Graham Protective of Saudi “Ally”

Noting Senator Bob Graham’s assertion that the 28 pages “point a strong finger at Saudi Arabia as the principal financier” of 9/11, the audience member asked Lindsey Graham if he would, as president, “do what Bush and Obama have failed to do” and declassify them.

Saudi FlagGraham said, “I will decide as to whether or not to release the pages based on what kind of damage it would do to our allies. Saudi Arabia is an ally that’s helped us with terrorism, but it’s a country that needs to change. Does that make sense?”

Reiterating the allegations of Saudi financial support of the 9/11 hijackers, the woman replied, “That doesn’t sound like an ally to me.”

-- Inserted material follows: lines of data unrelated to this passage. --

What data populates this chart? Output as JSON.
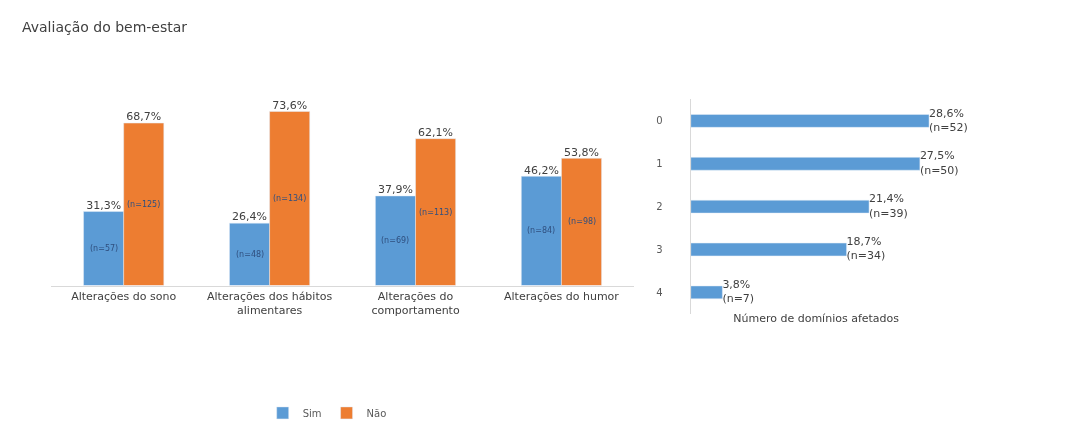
{
  "chart_data": [
    {
      "type": "bar",
      "title": "Avaliação do bem-estar",
      "categories": [
        "Alterações do sono",
        "Alterações dos hábitos\nalimentares",
        "Alterações do\ncomportamento",
        "Alterações do humor"
      ],
      "series": [
        {
          "name": "Sim",
          "color": "#5b9bd5",
          "values": [
            31.3,
            26.4,
            37.9,
            46.2
          ],
          "value_labels": [
            "31,3%",
            "26,4%",
            "37,9%",
            "46,2%"
          ]
        },
        {
          "name": "Não",
          "color": "#ed7d31",
          "values": [
            68.7,
            73.6,
            62.1,
            53.8
          ],
          "value_labels": [
            "68,7%",
            "73,6%",
            "62,1%",
            "53,8%"
          ]
        }
      ],
      "annotations": [
        "(n=57)",
        "(n=48)",
        "(n=69)",
        "(n=84)",
        "(n=125)",
        "(n=134)",
        "(n=113)",
        "(n=98)"
      ],
      "legend": "bottom"
    },
    {
      "type": "bar",
      "orientation": "horizontal",
      "xlabel": "Número de domínios afetados",
      "categories": [
        "0",
        "1",
        "2",
        "3",
        "4"
      ],
      "series": [
        {
          "color": "#5b9bd5",
          "values": [
            28.6,
            27.5,
            21.4,
            18.7,
            3.8
          ],
          "value_labels": [
            "28,6%\n(n=52)",
            "27,5%\n(n=50)",
            "21,4%\n(n=39)",
            "18,7%\n(n=34)",
            "3,8%\n(n=7)"
          ]
        }
      ],
      "legend": false
    }
  ]
}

Graham responded by outlining Saudi Arabia’s sponsorship of Wahabbi extremism as a bid to “buy tranquility” at home and said “one of the prices for admission” of Graham’s proposed military intervention against ISIS would be for Saudi Arabia to “stop funding these organizations. Stop funding terrorist groups. Stop double dealing.”

Graham’s claim that he would pressure Saudi Arabia as president seems at odds with his record in the senate. Though Graham is known for aggressive foreign policy positions against countries around the globe—including the use of economic sanctions and diplomatic isolation— could find no record of his legislative leadership of a toughened stance toward Saudi Arabia.

To the contrary, Graham, in concert with fellow Senator John McCain, met with Saudi Prince Bandar bin Sultan to encourage the kingdom to finance Islamist extremist groups in Syria, a move that enabled the ascendance of the very ISIS threat that Graham now recommends deploying American servicemembers to fight.

Perhaps Graham’s posture would be far different if he’d read the 28 pages and had a fuller sense of Saudi Arabia’s apparent complicity in supporting the 9/11 hijackers. Or perhaps, more than 12 years since the 28 pages were written, he prefers not knowing what they reveal.